Così oggi il rischio che aleggia sulle Case di Comunità è quello delle cosiddette “cattedrali nel deserto”: edifici nuovi e moderni che però faticano a garantire servizi adeguati per mancanza di personale. Un'espressione che il Governo evita accuratamente di utilizzare, ma che sempre più osservatori ritengono appropriata per descrivere una parte del progetto.

L'idea lanciata da Schillaci punta quindi a utilizzare le professionalità già presenti negli ospedali. Gli specialisti potrebbero operare nelle Case di Comunità al di fuori del normale orario di lavoro, contribuendo a coprire i vuoti di organico senza attendere concorsi e assunzioni che richiederebbero tempi incompatibili con le scadenze europee.

La proposta appare pragmatica ma solleva anche interrogativi non trascurabili. Da anni medici e operatori denunciano carichi di lavoro elevati, turni sempre più pesanti e crescenti difficoltà organizzative. La soluzione individuata dal Governo sembra dunque basarsi sull'idea che chi è già sotto pressione possa semplicemente lavorare ancora di più. Una strategia che ricorda quella di chi, accorgendosi di aver costruito una nave senza abbastanza marinai, decide di chiedere all'equipaggio esistente di fare doppi e tripli turni.

La questione assume un'importanza ancora maggiore perché le Case di Comunità rappresentano il simbolo della nuova sanità territoriale. Nelle intenzioni originarie dovrebbero offrire visite specialistiche, assistenza ai pazienti cronici, attività di prevenzione e servizi integrati capaci di ridurre il ricorso agli ospedali e ai pronto soccorso. Un modello che sulla carta appare condivisibile e necessario, soprattutto in un Paese che invecchia rapidamente.

Ma proprio il confronto tra teoria e realtà evidenzia le fragilità dell'intero progetto. Per mesi il dibattito politico si è concentrato sulle scadenze del Pnrr, sul numero delle strutture da realizzare e sulle percentuali di avanzamento dei lavori. Molto meno spazio è stato dedicato alla domanda più semplice e più importante: chi ci lavorerà?

Oggi quella domanda torna prepotentemente al centro della scena. E la risposta fornita dal Ministero della Salute sembra confermare che una soluzione strutturale non è ancora stata trovata. Più che una pianificazione a lungo termine, l'impressione è quella di una corsa contro il tempo per rispettare gli obiettivi europei e impedire che le nuove strutture restino vuote proprio nel momento in cui dovrebbero entrare a pieno regime.

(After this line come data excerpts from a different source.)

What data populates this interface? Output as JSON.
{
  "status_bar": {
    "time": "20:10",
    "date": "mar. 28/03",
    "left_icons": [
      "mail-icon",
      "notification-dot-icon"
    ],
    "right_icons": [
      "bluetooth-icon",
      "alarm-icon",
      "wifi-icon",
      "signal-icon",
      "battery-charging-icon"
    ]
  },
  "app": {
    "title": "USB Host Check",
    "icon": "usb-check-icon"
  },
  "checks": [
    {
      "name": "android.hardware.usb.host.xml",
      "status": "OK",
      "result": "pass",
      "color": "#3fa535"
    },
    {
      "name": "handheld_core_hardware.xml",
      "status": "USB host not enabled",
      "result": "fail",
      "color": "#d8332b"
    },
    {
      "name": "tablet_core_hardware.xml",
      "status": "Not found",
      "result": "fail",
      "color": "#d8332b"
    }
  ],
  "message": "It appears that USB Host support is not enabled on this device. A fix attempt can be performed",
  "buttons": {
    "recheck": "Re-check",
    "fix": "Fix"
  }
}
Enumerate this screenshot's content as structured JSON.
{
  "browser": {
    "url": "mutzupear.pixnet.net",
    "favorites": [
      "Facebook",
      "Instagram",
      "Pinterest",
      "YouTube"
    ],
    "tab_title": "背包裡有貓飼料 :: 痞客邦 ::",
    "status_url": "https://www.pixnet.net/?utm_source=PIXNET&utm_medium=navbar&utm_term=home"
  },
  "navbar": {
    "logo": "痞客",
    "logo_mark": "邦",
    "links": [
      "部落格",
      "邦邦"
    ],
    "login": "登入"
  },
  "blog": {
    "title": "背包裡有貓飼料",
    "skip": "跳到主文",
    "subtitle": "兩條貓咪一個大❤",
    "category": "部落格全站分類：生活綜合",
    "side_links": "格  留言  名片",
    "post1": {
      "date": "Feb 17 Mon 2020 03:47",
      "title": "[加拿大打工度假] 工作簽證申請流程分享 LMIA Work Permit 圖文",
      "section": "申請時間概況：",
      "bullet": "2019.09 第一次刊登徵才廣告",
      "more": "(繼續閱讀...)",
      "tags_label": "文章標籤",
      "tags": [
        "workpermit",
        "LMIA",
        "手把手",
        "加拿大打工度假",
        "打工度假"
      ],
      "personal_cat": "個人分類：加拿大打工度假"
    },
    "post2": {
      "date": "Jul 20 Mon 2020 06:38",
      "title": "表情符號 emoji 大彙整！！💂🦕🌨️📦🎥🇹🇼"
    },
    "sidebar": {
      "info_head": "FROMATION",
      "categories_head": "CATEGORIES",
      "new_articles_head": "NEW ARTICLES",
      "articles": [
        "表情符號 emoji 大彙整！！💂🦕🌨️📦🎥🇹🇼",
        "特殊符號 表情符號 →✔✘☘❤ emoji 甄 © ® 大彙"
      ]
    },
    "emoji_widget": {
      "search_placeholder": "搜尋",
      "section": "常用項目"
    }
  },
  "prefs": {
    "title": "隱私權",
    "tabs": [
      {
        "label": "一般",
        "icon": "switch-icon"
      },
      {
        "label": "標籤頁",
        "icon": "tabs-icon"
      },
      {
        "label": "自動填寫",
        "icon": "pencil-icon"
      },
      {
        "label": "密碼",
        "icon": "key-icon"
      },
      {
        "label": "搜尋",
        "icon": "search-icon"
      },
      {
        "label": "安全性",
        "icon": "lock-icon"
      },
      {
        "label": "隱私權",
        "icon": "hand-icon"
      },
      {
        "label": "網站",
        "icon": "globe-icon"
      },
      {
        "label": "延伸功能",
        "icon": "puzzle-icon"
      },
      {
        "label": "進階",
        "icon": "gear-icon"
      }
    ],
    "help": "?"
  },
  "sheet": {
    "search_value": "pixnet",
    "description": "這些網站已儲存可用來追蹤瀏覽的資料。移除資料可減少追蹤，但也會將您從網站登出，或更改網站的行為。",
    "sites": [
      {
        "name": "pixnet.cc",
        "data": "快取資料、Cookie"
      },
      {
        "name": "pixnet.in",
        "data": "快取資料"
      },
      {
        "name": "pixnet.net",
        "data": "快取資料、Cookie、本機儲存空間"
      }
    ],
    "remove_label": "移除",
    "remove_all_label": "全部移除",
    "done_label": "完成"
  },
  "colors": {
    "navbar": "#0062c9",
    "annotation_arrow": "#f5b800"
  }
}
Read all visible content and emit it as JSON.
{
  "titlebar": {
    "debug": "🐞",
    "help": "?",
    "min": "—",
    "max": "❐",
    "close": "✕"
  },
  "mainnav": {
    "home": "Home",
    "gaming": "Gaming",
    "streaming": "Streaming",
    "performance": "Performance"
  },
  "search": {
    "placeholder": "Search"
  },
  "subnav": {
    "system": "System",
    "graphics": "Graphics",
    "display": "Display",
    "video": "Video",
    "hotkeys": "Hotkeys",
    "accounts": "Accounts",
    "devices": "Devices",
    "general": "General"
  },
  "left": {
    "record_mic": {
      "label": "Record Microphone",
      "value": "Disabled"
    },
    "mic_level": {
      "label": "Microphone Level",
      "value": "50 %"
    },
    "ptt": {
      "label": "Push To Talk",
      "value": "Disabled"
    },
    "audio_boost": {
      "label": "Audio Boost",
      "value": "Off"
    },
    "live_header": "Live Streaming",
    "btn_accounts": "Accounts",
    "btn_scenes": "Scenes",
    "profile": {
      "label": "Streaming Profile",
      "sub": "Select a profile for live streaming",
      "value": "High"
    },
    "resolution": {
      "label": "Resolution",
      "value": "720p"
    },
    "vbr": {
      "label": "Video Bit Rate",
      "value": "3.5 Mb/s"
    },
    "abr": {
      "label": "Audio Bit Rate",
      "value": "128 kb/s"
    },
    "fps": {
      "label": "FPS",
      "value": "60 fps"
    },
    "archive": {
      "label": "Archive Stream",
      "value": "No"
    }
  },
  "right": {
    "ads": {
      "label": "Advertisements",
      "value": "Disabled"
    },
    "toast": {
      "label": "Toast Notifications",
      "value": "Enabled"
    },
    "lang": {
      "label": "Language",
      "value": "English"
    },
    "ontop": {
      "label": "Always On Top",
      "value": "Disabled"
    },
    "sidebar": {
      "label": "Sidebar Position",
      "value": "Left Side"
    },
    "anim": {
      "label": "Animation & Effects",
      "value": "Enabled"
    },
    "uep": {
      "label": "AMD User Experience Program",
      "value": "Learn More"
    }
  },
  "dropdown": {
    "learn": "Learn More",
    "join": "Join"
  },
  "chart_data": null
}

Il rischio, infatti, è che il successo venga misurato contando gli edifici inaugurati anziché i servizi realmente erogati ai cittadini. Una tentazione molto italiana: celebrare il completamento delle opere e rimandare a dopo il problema del loro funzionamento.

Con il 30 giugno ormai alle porte, il Governo Meloni cerca dunque una soluzione d'emergenza per evitare che il grande investimento sulla sanità territoriale si trasformi in un gigantesco catalogo di edifici nuovi ma scarsamente utilizzati. La vera prova, però, inizierà dopo le inaugurazioni. Perché i cittadini non hanno bisogno di strutture belle da fotografare nei comunicati stampa, ma di medici, specialisti e servizi realmente disponibili quando ne hanno bisogno.

Ed è proprio su questo terreno che si misurerà il successo o il fallimento di una riforma che, almeno finora, sembra aver scoperto solo all'ultimo momento che la sanità non è fatta di cemento, ma di persone.